I was 8 years old when the Sydney Olympics were held in 2000. I didn’t know what the Olympics were and where we were living at the time, we didn’t have a TV. So we went around to a friend’s house to watch the opening ceremony. I just remember sitting on the floor watching the opening ceremony and just being like, “What is this?!” There’s all these people waving flags and wearing tracksuits and just looking super happy.
And Mum and Dad explained it to me; I was just like “Whoa, I want to be a part of that.” For us Australians, Cathy Freeman was in her 400-meter race, or maybe 800 meters or whatever it was, but everyone went around to someone’s house to watch it. I didn’t know any of the athletes or anything but just watching how the Olympics brought everyone together was incredible.
From then it was just like, “I want to be an Olympain.” I wasn’t sure what I’d do, but I was just drawn to it. I had an aptitude for sport as a kid. I was a good swimmer, I was a good runner, played cricket, played soccer, played football and was good-ish, but never an Olympic level. Then I found climbing, and was quite good relative to Australia. On my first day we went in and the previous day had been the State Titles. Having never climbed I would’ve come second at that comp. It just felt fun. I was always climbing laps around the house, we had a mango tree in the backyard that I was climbing in.
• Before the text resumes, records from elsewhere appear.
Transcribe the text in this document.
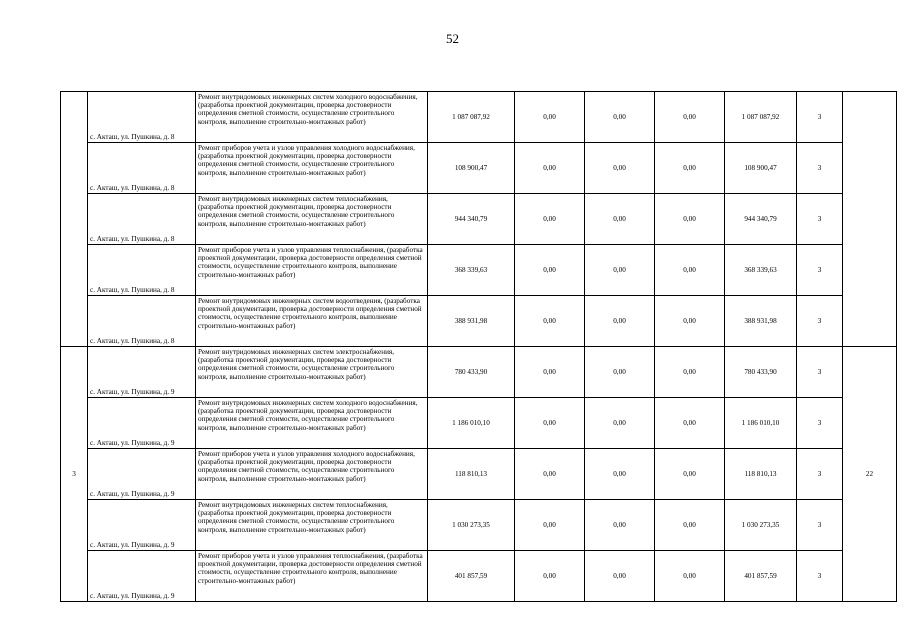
52
	с. Акташ, ул. Пушкина, д. 8	Ремонт внутридомовых инженерных систем холодного водоснабжения, (разработка проектной документации, проверка достоверности определения сметной стоимости, осуществление строительного контроля, выполнение строительно-монтажных работ)	1 087 087,92	0,00	0,00	0,00	1 087 087,92	3	
	с. Акташ, ул. Пушкина, д. 8	Ремонт приборов учета и узлов управления холодного водоснабжения, (разработка проектной документации, проверка достоверности определения сметной стоимости, осуществление строительного контроля, выполнение строительно-монтажных работ)	108 900,47	0,00	0,00	0,00	108 900,47	3	
	с. Акташ, ул. Пушкина, д. 8	Ремонт внутридомовых инженерных систем теплоснабжения, (разработка проектной документации, проверка достоверности определения сметной стоимости, осуществление строительного контроля, выполнение строительно-монтажных работ)	944 340,79	0,00	0,00	0,00	944 340,79	3	
	с. Акташ, ул. Пушкина, д. 8	Ремонт приборов учета и узлов управления теплоснабжения, (разработка проектной документации, проверка достоверности определения сметной стоимости, осуществление строительного контроля, выполнение строительно-монтажных работ)	368 339,63	0,00	0,00	0,00	368 339,63	3	
	с. Акташ, ул. Пушкина, д. 8	Ремонт внутридомовых инженерных систем водоотведения, (разработка проектной документации, проверка достоверности определения сметной стоимости, осуществление строительного контроля, выполнение строительно-монтажных работ)	388 931,98	0,00	0,00	0,00	388 931,98	3	
3	с. Акташ, ул. Пушкина, д. 9	Ремонт внутридомовых инженерных систем электроснабжения, (разработка проектной документации, проверка достоверности определения сметной стоимости, осуществление строительного контроля, выполнение строительно-монтажных работ)	780 433,90	0,00	0,00	0,00	780 433,90	3	22
	с. Акташ, ул. Пушкина, д. 9	Ремонт внутридомовых инженерных систем холодного водоснабжения, (разработка проектной документации, проверка достоверности определения сметной стоимости, осуществление строительного контроля, выполнение строительно-монтажных работ)	1 186 010,10	0,00	0,00	0,00	1 186 010,10	3	
	с. Акташ, ул. Пушкина, д. 9	Ремонт приборов учета и узлов управления холодного водоснабжения, (разработка проектной документации, проверка достоверности определения сметной стоимости, осуществление строительного контроля, выполнение строительно-монтажных работ)	118 810,13	0,00	0,00	0,00	118 810,13	3	
	с. Акташ, ул. Пушкина, д. 9	Ремонт внутридомовых инженерных систем теплоснабжения, (разработка проектной документации, проверка достоверности определения сметной стоимости, осуществление строительного контроля, выполнение строительно-монтажных работ)	1 030 273,35	0,00	0,00	0,00	1 030 273,35	3	
	с. Акташ, ул. Пушкина, д. 9	Ремонт приборов учета и узлов управления теплоснабжения, (разработка проектной документации, проверка достоверности определения сметной стоимости, осуществление строительного контроля, выполнение строительно-монтажных работ)	401 857,59	0,00	0,00	0,00	401 857,59	3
Then with it not being an Olympic sport, you’re like, “Oh well that’s kind of cool. It is what it is. Maybe it’s cool that climbing doesn’t have to be a part of that scene, in a way.” But then, you know, when it gets announced you’re like, “Ah shit. I’m potentially good enough to try and do it, but it’s going to take an effort.” So it was this interesting conflict between wanting to be an Olympian and follow through with that dream and also the sacrifices to get there in my own relative terms.
You mentioned early on that you were initially against the combined format. Has that changed?
I’m 100% in favor of it now. I think it’s a stroke of genius actually. I just didn’t I didn’t want to do Speed, and had the opinion of everyone else that, “Aww, speed doesn’t really count.”
But I think it’s an awesome leveler. For me, the answer to that question, “Who is the best rock climber in the world?” is the climber who can do the best across the most disciplines, not the one who is the most niche. This format gives you the ability to answer that question. It brings more people back into the mix. I think that’s just fucking awesome.
If it’s just Lead, for example, your podium is Adam [Ondra], Alex [Megos] and Jakob [Schubert], or something in that kind of field. But you bring in Speed and Bouldering all mashed together and suddenly Rishat Khaibullin, who no one’s ever heard of, is on a podium at an international event. It’s crazy. Jan Hojer is back in the mix for a really good placement, too.
The way that one mistake can compound through the whole thing is interesting. At European Champs, watching the Men’s event, how it ended up with Sascha Lehmann losing his spot. It was wild how one person who’s not in contention of winning or even making podium does well on the Lead route and it just fucks up the rankings. It’s super exciting to watch.
Indoor climbing and competition climbing is also unashamedly it’s own discipline now. Back in the day with Yuji Hirayama and Arnaud Petit and those guys, it was the top outdoor climbers that were also the World Cup winners. Whereas now it’s just like it’s an entirely different thing and it’s unashamedly an entirely different thing. The people that are whining about it not being “real climbing” are just the fuddy duddy beard strokers that no one gives a shit about anymore anyway.